Regarding smaI restriction enzyme - Blunt end cloning (Jan/25/2005 )
Hi all,
1) Has anyone used smaI as a RE to cut a vector for blunt end cloning?
Background: Was surfing the web for advise, came upon this website:
http://info.med.yale.edu/mbb/koelle/protoc...subcloning.html
Was pretty useful, but in the last sentence, he caution about smaI's activity regarding cloning.
So my situation now is I'm trying to cut a plasmid 2862bp with smaI.
I over digest overnight at room temp. Ran the whole product on a 1% agarose, gel purified using QiaQuick gel extraction kit.
omited the CIAP step as I assume that the vector is fully cut since I extracted the single band plasmid DNA from the gel.
currently doing some polishing of the DNA insert with klenow fragment...
2) So do you guys treat the smaI cut vector with CIAP, t4 DNA polymerase or Klenow fragments to blunt it?
Hope you guys can shed some light....
thanks
I always treat digested vector with CIAP or, better (in my hands), Shrimp Alkaline Phospatase...

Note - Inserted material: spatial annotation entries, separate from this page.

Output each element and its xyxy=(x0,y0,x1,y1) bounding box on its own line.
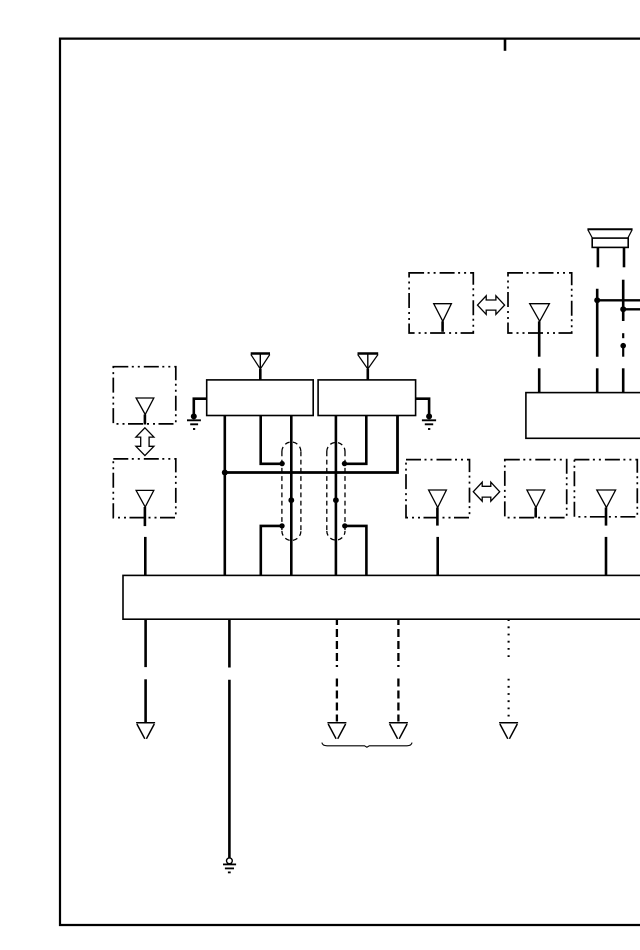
antenna 2 stem wire xyxy=(366,369,369,380)
body ground xyxy=(223,858,236,873)
speaker leg wire right xyxy=(623,247,626,267)
wire into amplifier xyxy=(596,368,599,392)
arrow out 3 xyxy=(327,723,346,739)
wire speaker-left down xyxy=(596,289,599,357)
connector box L2 xyxy=(113,459,176,518)
shield symbol in C xyxy=(597,490,616,508)
junction dot xyxy=(342,523,347,528)
wire bus out 3 (dashed) xyxy=(336,619,338,721)
bus wire horizontal xyxy=(225,416,398,473)
connector box T2 xyxy=(508,273,572,333)
amplifier unit (right, cut off) xyxy=(526,393,640,439)
connector box B xyxy=(505,460,567,518)
shield symbol in L1 xyxy=(136,398,154,415)
wire tuner2 center conductor xyxy=(335,416,338,576)
wire bus out 5 (dotted) xyxy=(508,619,510,721)
connector box T1 xyxy=(409,273,473,333)
double arrow xyxy=(473,482,499,501)
shield 1 bottom stub xyxy=(261,526,282,576)
wire bus out 4 (dashed) xyxy=(397,619,399,721)
arrow out 5 xyxy=(499,723,518,739)
shield 2 bottom stub xyxy=(345,526,367,576)
brace under arrows xyxy=(322,743,412,748)
shield symbol in T2 xyxy=(530,304,550,322)
shield symbol in B xyxy=(527,490,545,508)
shield symbol in T1 xyxy=(434,304,452,322)
junction dot xyxy=(342,461,347,466)
arrow out 1 xyxy=(136,723,155,739)
speaker leg wire left xyxy=(597,247,600,267)
wire into amplifier xyxy=(538,368,541,392)
double arrow vertical xyxy=(136,428,154,456)
antenna symbol 2 xyxy=(358,354,379,370)
arrow out 4 xyxy=(389,723,408,739)
dashed wire segment xyxy=(622,333,624,357)
shield symbol in A xyxy=(429,490,447,508)
antenna symbol 1 xyxy=(251,354,270,370)
junction dot xyxy=(594,297,600,303)
tuner unit 1 xyxy=(207,380,314,416)
junction dot xyxy=(222,470,228,476)
wire into amplifier xyxy=(622,368,625,392)
connector box L1 xyxy=(113,367,176,424)
wire to junction block xyxy=(144,537,147,576)
double arrow xyxy=(478,296,505,315)
connector box C xyxy=(574,460,637,517)
wire from L2 down xyxy=(144,507,147,526)
wire from C down xyxy=(605,508,608,526)
wire from C to junction block xyxy=(605,537,608,576)
wire tuner2 shield stub xyxy=(345,416,367,464)
junction dot xyxy=(620,306,626,312)
wire from T2 down xyxy=(538,321,541,356)
wire speaker-right down xyxy=(622,280,625,321)
shielded cable 1 xyxy=(282,442,301,540)
junction dot xyxy=(279,461,284,466)
connector box A xyxy=(406,460,470,518)
shielded cable 2 xyxy=(327,442,345,540)
wire tuner1 shield stub xyxy=(261,416,282,464)
shield symbol in L2 xyxy=(136,490,154,507)
wire bus out 1 xyxy=(144,619,147,722)
wire to right edge xyxy=(597,299,640,301)
wire bus out 2 xyxy=(228,619,231,858)
tuner unit 2 xyxy=(318,380,416,416)
junction block (bottom bus) xyxy=(123,575,640,619)
junction dot xyxy=(620,343,626,349)
speaker SP xyxy=(587,229,632,247)
wire to right edge xyxy=(623,308,640,310)
wire tuner1 center conductor xyxy=(290,416,293,576)
ground left xyxy=(187,399,207,429)
wire tuner1 pin1 down xyxy=(224,416,227,576)
wire from A to junction block xyxy=(436,537,439,576)
frame tick mark xyxy=(504,39,507,51)
antenna 1 stem wire xyxy=(259,369,262,380)
ground right xyxy=(416,399,437,429)
junction dot xyxy=(288,497,294,503)
junction dot xyxy=(333,497,339,503)
junction dot xyxy=(279,523,284,528)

For successful ligation, the insert DNA then has to be phosphorilated, of course, either by usage of phosphorilated Oligos in PCR or by treatment with Polynuceotide Kinase+ATP.
mike
SmaI is not the best RE out there, but I understand that sometimes you'd have to use it since it's your only choice. I'd definately phosphatase my plasmid in order to prevent self ligation. I recently used Antarctic Phosphatase and it workes also very good. Make sure that the ends of your insert have P's by Kinasing them in presence of ATP!!
Good luck!!
Sma I has an isoschizomer which may be a better enzyme. If you still need the blunt end, you can just do a fill-in or chew back the overhang.
Hi all,
I juz started with cloning in pUC using SmaI to restrict digest for blunt ends and when i ran the gel got a linear plasmid but dint do dephosphorylation.....and went on to juz try an ligate my PCR products which was amplified using Taq polymerase.....used the NEB ligase and when the ligase buffer was thawed there were white precipiate which was found to be insoluble possibly the white precipitate shud be the ATP....am I correct...i tried to dissolve it dint work....well will the ligase work with this buffer....tried to liagte but then it dint and got no blue or white colonies......can someone try and help me figure out whats happening.....one more thing is it very important to do dephospho.....but in this protocol online there is a protocol which says nothing of dephosphorylation......tell me iam really stuck...
thanking you
1) You can simultaneously cut with Sma I and dephosphorylate with SAP. This will prevent the Sma I ends of the vector from religating.
2) The white precipitate in the ligation buffer is probably due to magnesium and DTT. This will usually go into solution if you warm the tube to 37C and then vortex it briefly. You may wish to prepare your own buffer.
5x Blunt End Ligation Buffer (BRL Ligation Buffer): consists of 250 mM Tris-HCl, pH 7.6, 50 mM MgCl2, 5 mM ATP, 5 mM DTT, 25% (w/v) PEG 8000. To prepare 10 mL of buffer, weigh 2.5 g of PEG 8000 in a 15 mL Falcon 2097 tube that has been treated with antistatic spray or wiped with a sheet of fabric softener. Microwave a 100 mL bottle of Type I water for 1 minute on High. Add 4.4 mL of hot water and 2.5 mL of room temperature 1 M Tris-HCl, pH 7.6 to the PEG and immediately mix to dissolve. Cool the mix to room temperature and add 500 µL of 1 M MgCl2, 500 µL of 100 mM ATP and 50 µL of 1 M DTT to a final volume of 10 mL. Aliquot for storage at -20°C. Failure to heat the water will result in PEG that will take approximately 24 hours to dissolve. (BRL Technical Bulletin 5224-1 1992.)
3) If your PCR products were prepared with Taq only, then the ends are probably not blunt, and will typically have a single base overhang on the 3' ends (not always A). You will need to polish the ends with a proofreading DNA polymerase such as Pfu, or use a premixed Taq plus proofreading DNA polymerase.